‘Ay, he kens best. I ken naething but him—and you, Kirsty!’

Kirsty said no more. Her heart was too full.

Steenie stood still, and throwing back his head, stared for some moments up into the great heavens over him. Then he said:

‘It’s a bonny day, the day the bonny man bides in! The ither day—the day the lave o’ ye bides in—the day whan I’m no mysel but a sair ooncomfortable collie—that day’s ower het—and sometimes ower cauld; but the day he bides in is aye jist what a day sud be! Ay, it’s that! it’s that!’

He threw himself down, and lay for a minute looking up into the sky. Kirsty stood and regarded him with loving eyes.

‘I hae a’ the bonny day afore me!’ he murmured to himself. ‘Eh, but it’s better to be a man nor a beast! Snootie’s a fine beast, and a gran’ collie, but I wud raither be mysel—a heap raither—aye at han’ to catch a sicht o’ the bonny man! Ye maun gang hame to yer bed, Kirsty!— Is’t the bonny man comes til ye i’ yer dreams and says, “Gang til him, Kirsty, and be mortal guid til him”? It maun be surely that!’

‘Willna ye gang wi’ me, Steenie, as far as the door?’ rejoined Kirsty, almost beseechingly, and attempting no answer to what he had last said.

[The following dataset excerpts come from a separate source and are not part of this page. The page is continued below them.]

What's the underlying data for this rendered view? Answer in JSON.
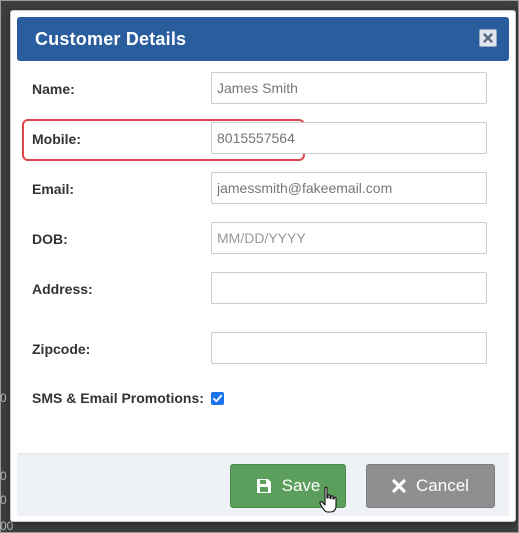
{
  "dialog": {
    "title": "Customer Details",
    "fields": [
      {
        "label": "Name:",
        "value": "James Smith",
        "placeholder": ""
      },
      {
        "label": "Mobile:",
        "value": "8015557564",
        "placeholder": ""
      },
      {
        "label": "Email:",
        "value": "jamessmith@fakeemail.com",
        "placeholder": ""
      },
      {
        "label": "DOB:",
        "value": "",
        "placeholder": "MM/DD/YYYY"
      },
      {
        "label": "Address:",
        "value": "",
        "placeholder": ""
      },
      {
        "label": "Zipcode:",
        "value": "",
        "placeholder": ""
      }
    ],
    "promotions": {
      "label": "SMS & Email Promotions:",
      "checked": true
    },
    "buttons": {
      "save": "Save",
      "cancel": "Cancel"
    }
  },
  "background": {
    "edge_text": [
      "0",
      "0",
      "0",
      "00"
    ]
  },
  "colors": {
    "header": "#2a5d9e",
    "save": "#5c9e5b",
    "cancel": "#8f8f8f",
    "highlight": "#e0474c",
    "checkbox": "#1a73e8"
  }
}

It was at times such as this that Kirsty knew sadness. When she had to leave her brother on the hillside all the long night, to look on no human face, hear no human word, but wander in strangest worlds of his own throughout the slow dark hours, the sense of a separation worse than death would wrap her as in a shroud. In his bodily presence, however far away in thought or sleep or dreams his soul might be, she could yet tend him with her love; but when he was out of her sight, and she had to sleep and forget him, where was Steenie, and how was he faring? Then he seemed to her as one forsaken, left alone with his sorrows to an existence companionless and dreary. But in truth Steenie was by no means to be pitied. However much his life was apart from the lives of other men, he did not therefore live alone. Was he not still of more value than many sparrows? And Kirsty’s love for him had in it no shadow of despair. Her pain at such times was but the indescribable love-lack of mothers when their sons are far away, and they do not know what they are doing, what they are thinking; or when their daughters seem to have departed from them or ever the silver cord be loosed, or the golden bowl broken. And yet how few, when the air of this world is clearest, ever come into essential contact with those they love best! But the triumph of Love, while most it seems to delay, is yet ceaselessly rushing hitherward on the wings of the morning.

‘Willna ye gang as far as the door wi’ me, Steenie?’ she said.